На следующем стихе мой голос сорвался, и тяжесть того, на что мы замахнулись, опустилась на плечи, как гора невозможных ожиданий. Масштаб происходящего — перекраивание самой реальности, создание новых законов бытия, возведение мостов между мирами, разделёнными с начала времён — внезапно стал удушающим. Но, прежде чем я окончательно дрогнула, прежде чем отчаяние пустило корни и задушило мой голос, Сильвир скользнул за моей спиной с текучей грацией. Его грудь прижалась к моей спине — твёрдая, тёплая, надёжная — дыхание коснулось чувствительной кожи у моего уха, когда он выровнялся со мной, идеально совпадая с линией моего тела.
— Вместе, — прошептал он, и я почувствовала, как его дыхание подстраивается под моё в ритме, древнее слов, древнее самой магии. Вдох, пауза, выдох. Основополагающий такт жизни, разделённый двумя существами, решившими стать больше, чем просто суммой своих частей. — Я здесь. Я не дам тебе упасть. Мы поднимемся вместе — или не поднимемся вовсе.
Близость этого момента — не только телесная, но духовная, эмоциональная, магическая — пустила по моим венам серебряный огонь, словно молнию, ищущую землю. Это не было ни обладанием, ни доминированием, не было поглощением одного другим и не было подчинением чужой воле.

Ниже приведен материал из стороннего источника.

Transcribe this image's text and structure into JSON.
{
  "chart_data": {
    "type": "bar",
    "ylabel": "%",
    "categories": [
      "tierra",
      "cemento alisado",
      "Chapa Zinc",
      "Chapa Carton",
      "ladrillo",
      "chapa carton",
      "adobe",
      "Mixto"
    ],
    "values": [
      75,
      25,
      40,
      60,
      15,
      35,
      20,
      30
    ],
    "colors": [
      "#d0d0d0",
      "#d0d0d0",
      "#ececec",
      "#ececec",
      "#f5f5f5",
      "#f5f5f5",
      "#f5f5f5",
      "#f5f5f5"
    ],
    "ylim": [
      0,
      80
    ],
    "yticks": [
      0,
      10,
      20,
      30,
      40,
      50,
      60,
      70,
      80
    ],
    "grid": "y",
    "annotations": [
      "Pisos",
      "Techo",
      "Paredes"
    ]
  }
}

Это было доверие, ставшее явью; согласие, превратившееся в магию; две души, решившие звучать в унисон, а не соперничать. Там, где его дыхание касалось изгиба моей шеи, мои метки вспыхнули ярче, чем когда-либо прежде, но не обжигали. Напротив — они пели, буквально пели, рождая обертоны, которые отзывались в плоти, в костях и в самом духе.
Вместе мы продолжили дуэт матери и дочери, и наши сплетённые голоса создавали гармонии, которые не должны были существовать ни по одному закону музыки или магии, какие я когда-либо знала. Более глубокие тона Сильвира становились фундаментом, позволяющим моим высоким нотам взмывать вверх, не теряя опоры, тогда как моя мелодия придавала форму и направление его сырой, неукрощённой силе. Призрачный облик Лиралей с каждой нашей нотой становился всё плотнее, черпая вещественность из нашей готовности рискнуть всем ради этого единственного шанса на истинное преображение. Она вновь обретала реальность — уже не просто память или эхо, а присутствие, личность, мать, которую я потеряла, возвращалась, чтобы встать рядом со мной в тот миг, когда я нуждалась в ней больше всего.

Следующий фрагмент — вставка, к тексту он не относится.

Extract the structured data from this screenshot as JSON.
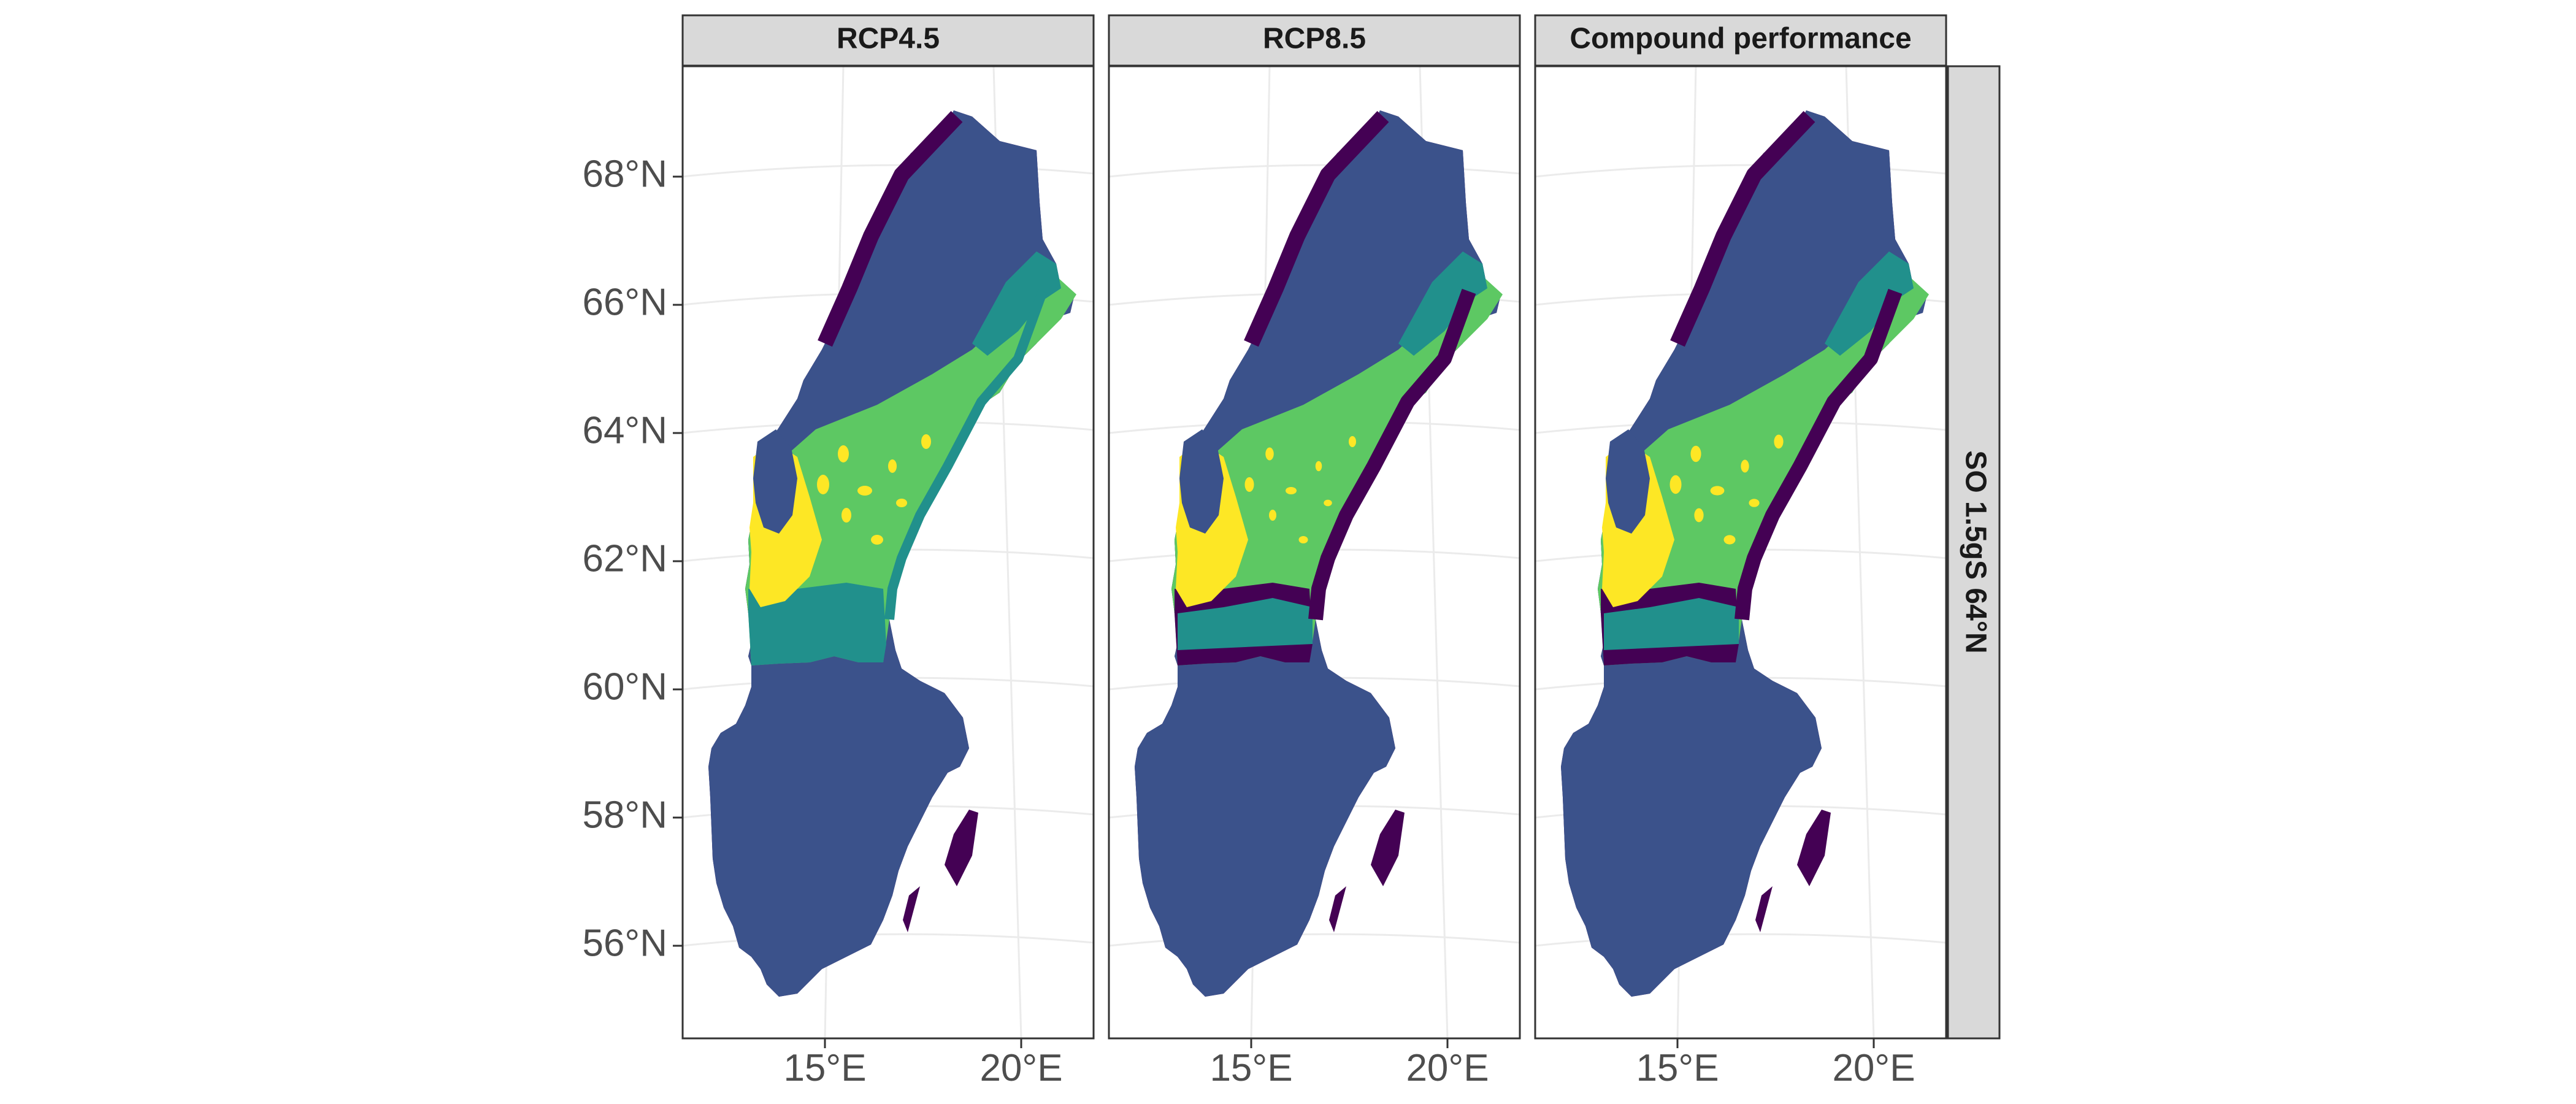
{
  "panels": [
    {
      "title": "RCP4.5",
      "variant": 0
    },
    {
      "title": "RCP8.5",
      "variant": 1
    },
    {
      "title": "Compound performance",
      "variant": 2
    }
  ],
  "row_strip": "SO 1.5gS 64°N",
  "y_ticks": [
    "68°N",
    "66°N",
    "64°N",
    "62°N",
    "60°N",
    "58°N",
    "56°N"
  ],
  "x_ticks": [
    "15°E",
    "20°E"
  ],
  "colors": {
    "strip_fill": "#d9d9d9",
    "panel_border": "#333333",
    "graticule": "#ebebeb",
    "class_1": "#440154",
    "class_2": "#3b528b",
    "class_3": "#21908c",
    "class_4": "#5dc863",
    "class_5": "#fde725"
  }
}
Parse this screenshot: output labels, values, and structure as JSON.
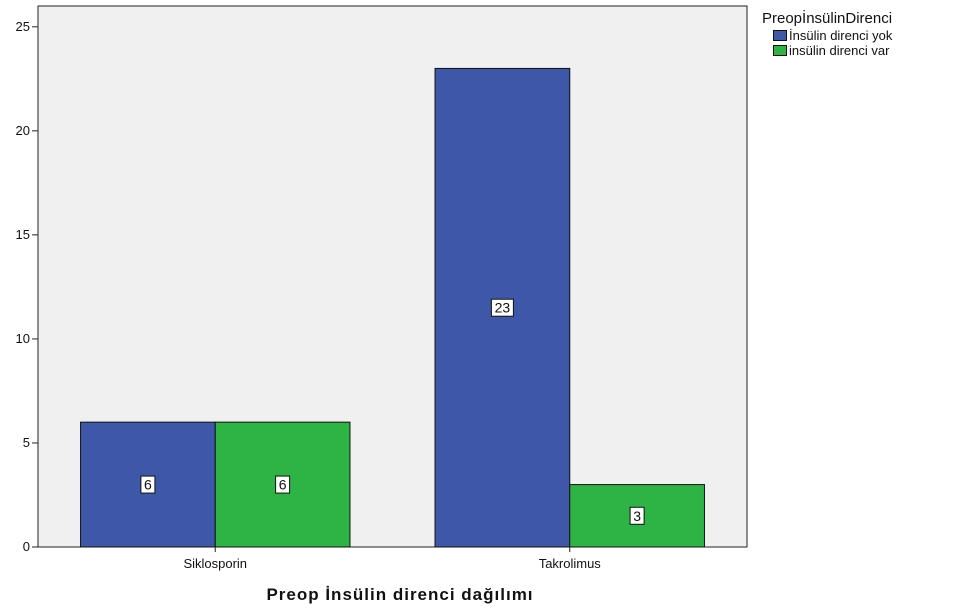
{
  "chart_data": {
    "type": "bar",
    "title": "",
    "xlabel": "Preop İnsülin direnci dağılımı",
    "ylabel": "",
    "categories": [
      "Siklosporin",
      "Takrolimus"
    ],
    "series": [
      {
        "name": "İnsülin direnci yok",
        "values": [
          6,
          23
        ],
        "color": "#3F57A8"
      },
      {
        "name": "insülin direnci var",
        "values": [
          6,
          3
        ],
        "color": "#2DB444"
      }
    ],
    "ylim": [
      0,
      26
    ],
    "yticks": [
      0,
      5,
      10,
      15,
      20,
      25
    ],
    "grid": false,
    "legend": {
      "title": "PreopİnsülinDirenci",
      "position": "right"
    },
    "data_labels": true,
    "plot_background": "#F0F0F0"
  }
}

Даже Багряный присоединил свой голос к нашему хору — сначала осторожно, одной единственной нотой, удерживаемой с дрожащей неуверенностью, затем всё увереннее, когда он почувствовал, как наши гармонии принимают, а не отвергают его участие. Его техническое совершенство, рождённое веками практики и боли, уравновешивало нашу необузданную эмоцию и отчаянную надежду, создавая нечто такое, чего ни один из нас не смог бы достичь в одиночку. Впервые с тех пор, как он пал из благодати, он стал частью чего-то прекрасного, а не его разрушителем.
Над нами, сквозь невозможный потолок театра, который теперь вместо камня и балок показывал небеса, усыпанные звёздами, загрохотали барабаны, с каждой секундой всё настойчивее. Где-то высоко, далеко над нами, собирался двор, готовя собственный ритуал связывания.